IV. DES RECETTES EXTRÊMEMENT DYNAMIQUES
A. UNE CROISSANCE DES RECETTES POUR 1999 AU DELÀ DES ESPÉRANCES DU GOUVERNEMENT
1. Un " léger dépassement " des prévisions de la loi de finances initiale, selon le gouvernement
La loi
de finances pour 1999 prévoyait une augmentation des recettes totales du
budget de l'Etat de 46,8 milliards de francs, hors
rebudgétisations, soit une progression de 3,4 % par rapport aux
estimations révisées de 1998, dont 4,2 % d'augmentation pour
les recettes fiscales nettes. Cette anticipation était fondée sur
une prévision de croissance de l'économie française
estimée à 3,8 % en valeur, soit 2,7 % en volume et
1,1 % en évolution des prix du PIB (1,3 % pour les prix
à la consommation).
Selon les évaluations révisées, les recettes nettes
totales du budget général
28(
*
)
s'élèveraient à
1.436,7 milliards de francs en 1999, soit seulement 6 milliards de
francs de mieux que les prévisions de recettes de la loi de finances.

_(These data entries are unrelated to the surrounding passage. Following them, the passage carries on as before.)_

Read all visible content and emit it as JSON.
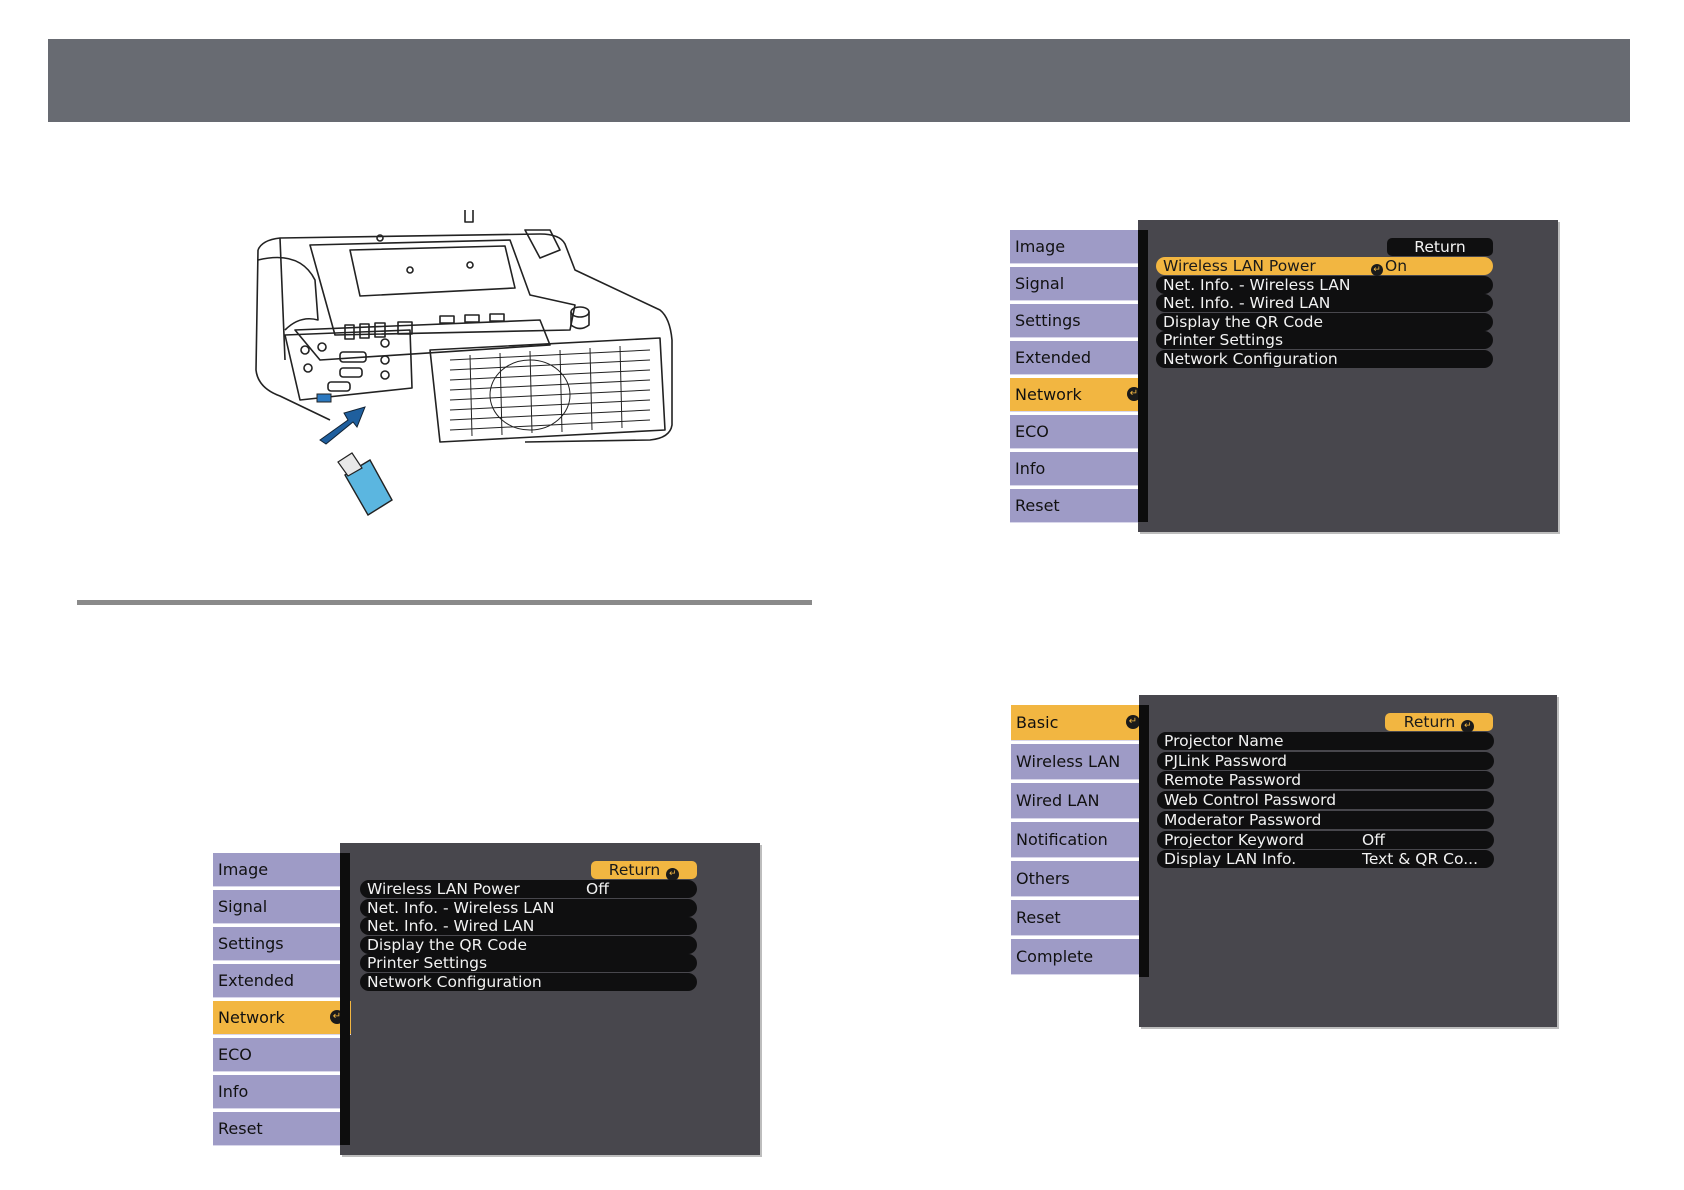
{
  "colors": {
    "header": "#686b72",
    "tab": "#9e9bc6",
    "active": "#f2b641",
    "panel": "#48474d",
    "row": "#0f0f10"
  },
  "menu_top": {
    "tabs": [
      "Image",
      "Signal",
      "Settings",
      "Extended",
      "Network",
      "ECO",
      "Info",
      "Reset"
    ],
    "active_tab": "Network",
    "return_label": "Return",
    "rows": [
      {
        "label": "Wireless LAN Power",
        "value": "On",
        "highlighted": true
      },
      {
        "label": "Net. Info. - Wireless LAN",
        "value": ""
      },
      {
        "label": "Net. Info. - Wired LAN",
        "value": ""
      },
      {
        "label": "Display the QR Code",
        "value": ""
      },
      {
        "label": "Printer Settings",
        "value": ""
      },
      {
        "label": "Network Configuration",
        "value": ""
      }
    ]
  },
  "menu_bottom_left": {
    "tabs": [
      "Image",
      "Signal",
      "Settings",
      "Extended",
      "Network",
      "ECO",
      "Info",
      "Reset"
    ],
    "active_tab": "Network",
    "return_label": "Return",
    "rows": [
      {
        "label": "Wireless LAN Power",
        "value": "Off"
      },
      {
        "label": "Net. Info. - Wireless LAN",
        "value": ""
      },
      {
        "label": "Net. Info. - Wired LAN",
        "value": ""
      },
      {
        "label": "Display the QR Code",
        "value": ""
      },
      {
        "label": "Printer Settings",
        "value": ""
      },
      {
        "label": "Network Configuration",
        "value": ""
      }
    ]
  },
  "menu_bottom_right": {
    "tabs": [
      "Basic",
      "Wireless LAN",
      "Wired LAN",
      "Notification",
      "Others",
      "Reset",
      "Complete"
    ],
    "active_tab": "Basic",
    "return_label": "Return",
    "rows": [
      {
        "label": "Projector Name",
        "value": ""
      },
      {
        "label": "PJLink Password",
        "value": ""
      },
      {
        "label": "Remote Password",
        "value": ""
      },
      {
        "label": "Web Control Password",
        "value": ""
      },
      {
        "label": "Moderator Password",
        "value": ""
      },
      {
        "label": "Projector Keyword",
        "value": "Off"
      },
      {
        "label": "Display LAN Info.",
        "value": "Text & QR Co..."
      }
    ]
  }
}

Les révisions de recettes pour 1999
Les
recettes fiscales brutes
augmenteraient de 19 milliards de francs par
rapport aux prévisions de la loi de finances initiale. Cette plus-value
serait ramenée à 6 milliards de francs après les
remboursements et dégrèvements d'impôts.
Les principales hausses de recettes fiscales par rapport aux estimations
sont les suivantes
:
- impôt sur les sociétés (net) : + 19,6 milliards de
francs
- impôt sur le revenu : + 3,2 milliards de francs
- TIPP : + 2 milliards de francs
- autres impôts d'Etat : +1,3 milliard de francs
Les moins-values de recettes fiscales par rapport aux estimations
concernent essentiellement :
- TVA (nette) : - 7 milliards de francs
- enregistrement : - 4,4 milliards de francs
Les recettes non fiscales hors recettes d'ordre sont revues
légèrement à la baisse :
- 0,9 milliard de
francs
Les prélèvements sur recettes seront un peu moins
élevés que prévus
: - 0,7 milliard de
francs.
2. D'importantes plus-values fiscales en réalité
La
révision des recettes budgétaires pour 1999 est
insatisfaisante
.
Elle laisse à penser que le surplus de recettes
fiscales par rapport aux prévisions serait très faible, alors
même que l'exécution en cours d'année montre de très
bons résultats.
Votre commission a essayé, au vu des exercices antérieurs, de
chiffrer de telles plus-values.
a) Quelques éléments chiffrés d'appréciation
Si l'on reprend les résultats d'exécution des quatre dernières lois de finances (LFI 1995 à LFI 1998), on s'aperçoit que le résultat à fin juillet en termes de recettes fiscales brutes, représente entre 57,2 % et 57,7 % du montant des recettes fiscales brutes totales en fin d'exécution.
|
1995 |
1996 |
1997 |
1998 |
Recettes fiscales brutes à fin juillet en pourcentage des recettes totales |
57,21% |
57,73% |
57,20% |
57,61% |
Ces pourcentages permettent d'anticiper le montant des recettes fiscales brutes en fin d'année 1999, en reprenant le montant des recettes fiscales brutes fin juillet 1999 (1.087.828 millions de francs). On compare ensuite le montant des recettes fiscales brutes ainsi anticipées aux évaluations révisées pour 1999 (1.860.600 millions de francs).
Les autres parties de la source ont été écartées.